To enable checkpointing, add a CheckpointingConfig to the Runtime and set enabled to True:
from truss_train import definitions

training_runtime = definitions.Runtime(
    # ... other configuration options
    checkpointing_config=definitions.CheckpointingConfig(enabled=True)
)

Using the checkpoint directory

Baseten will automatically export the $BT_CHECKPOINT_DIR environment variable in your job’s environment.
Write your checkpoints to the $BT_CHECKPOINT_DIR directory so Baseten can automatically backup and preserve them.

Browsing checkpoints

Use the CLI to list and interactively explore checkpoint files for a job:
truss train checkpoints list --job-id abc123
In interactive mode, you can fuzzy-search checkpoints, navigate their directory tree, and inspect file contents, including tensor summaries for .safetensors files. See checkpoints list for all options.

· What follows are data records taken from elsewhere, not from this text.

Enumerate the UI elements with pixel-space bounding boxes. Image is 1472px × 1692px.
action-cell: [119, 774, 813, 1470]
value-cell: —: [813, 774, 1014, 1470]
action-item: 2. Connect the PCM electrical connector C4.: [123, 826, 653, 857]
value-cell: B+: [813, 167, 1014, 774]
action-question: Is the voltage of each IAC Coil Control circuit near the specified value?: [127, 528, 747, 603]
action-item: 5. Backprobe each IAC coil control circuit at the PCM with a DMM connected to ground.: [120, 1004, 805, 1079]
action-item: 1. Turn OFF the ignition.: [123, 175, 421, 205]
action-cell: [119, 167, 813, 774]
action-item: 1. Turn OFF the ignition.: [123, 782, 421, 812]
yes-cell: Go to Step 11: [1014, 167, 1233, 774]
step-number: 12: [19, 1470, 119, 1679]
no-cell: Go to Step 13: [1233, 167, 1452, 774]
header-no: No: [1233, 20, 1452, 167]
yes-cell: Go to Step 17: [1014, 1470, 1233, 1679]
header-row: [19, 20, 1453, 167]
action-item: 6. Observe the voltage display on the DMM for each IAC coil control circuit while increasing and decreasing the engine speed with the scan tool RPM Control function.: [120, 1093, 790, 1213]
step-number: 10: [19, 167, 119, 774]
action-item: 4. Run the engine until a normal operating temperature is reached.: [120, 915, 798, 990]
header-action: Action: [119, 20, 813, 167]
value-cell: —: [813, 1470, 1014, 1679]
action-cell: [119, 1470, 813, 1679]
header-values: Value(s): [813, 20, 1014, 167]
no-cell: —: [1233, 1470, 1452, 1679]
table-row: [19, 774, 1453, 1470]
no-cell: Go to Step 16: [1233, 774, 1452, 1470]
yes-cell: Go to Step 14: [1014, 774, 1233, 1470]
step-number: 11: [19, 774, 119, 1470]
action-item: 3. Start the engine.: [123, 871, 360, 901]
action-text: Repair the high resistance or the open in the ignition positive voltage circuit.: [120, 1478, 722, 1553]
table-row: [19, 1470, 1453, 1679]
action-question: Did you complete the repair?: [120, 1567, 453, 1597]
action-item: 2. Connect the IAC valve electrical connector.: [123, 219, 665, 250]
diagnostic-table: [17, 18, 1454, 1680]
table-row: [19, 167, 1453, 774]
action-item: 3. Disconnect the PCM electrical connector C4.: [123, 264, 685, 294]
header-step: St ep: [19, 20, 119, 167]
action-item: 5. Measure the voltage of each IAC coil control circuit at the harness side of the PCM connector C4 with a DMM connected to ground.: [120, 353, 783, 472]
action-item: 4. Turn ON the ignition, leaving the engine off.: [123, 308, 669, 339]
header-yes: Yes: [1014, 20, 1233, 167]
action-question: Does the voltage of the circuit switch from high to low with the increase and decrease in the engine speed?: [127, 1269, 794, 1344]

Resume training from a checkpoint

To resume training from a saved checkpoint or initialize a new job from a previous run, configure a LoadCheckpointConfig on the Runtime. Baseten downloads the referenced checkpoints into $BT_LOAD_CHECKPOINT_DIR before your start_commands run:
from truss_train import definitions

load_checkpoint_config = definitions.LoadCheckpointConfig(
    enabled=True,
    checkpoints=[
        definitions.BasetenCheckpoint.from_latest_checkpoint(
            project_name="my-training-project",
        ),
    ],
)
For more information, see loading checkpoints.

Serving checkpoints

Serve your model checkpoints using Baseten’s serving infrastructure. Reference training checkpoints in your weights configuration using the bt:// URI scheme. See serving checkpoints for deployment details.
When you delete a job or project, all undeployed checkpoints are permanently deleted with no archival or recovery option. Deployed checkpoints aren’t affected. See Management for details.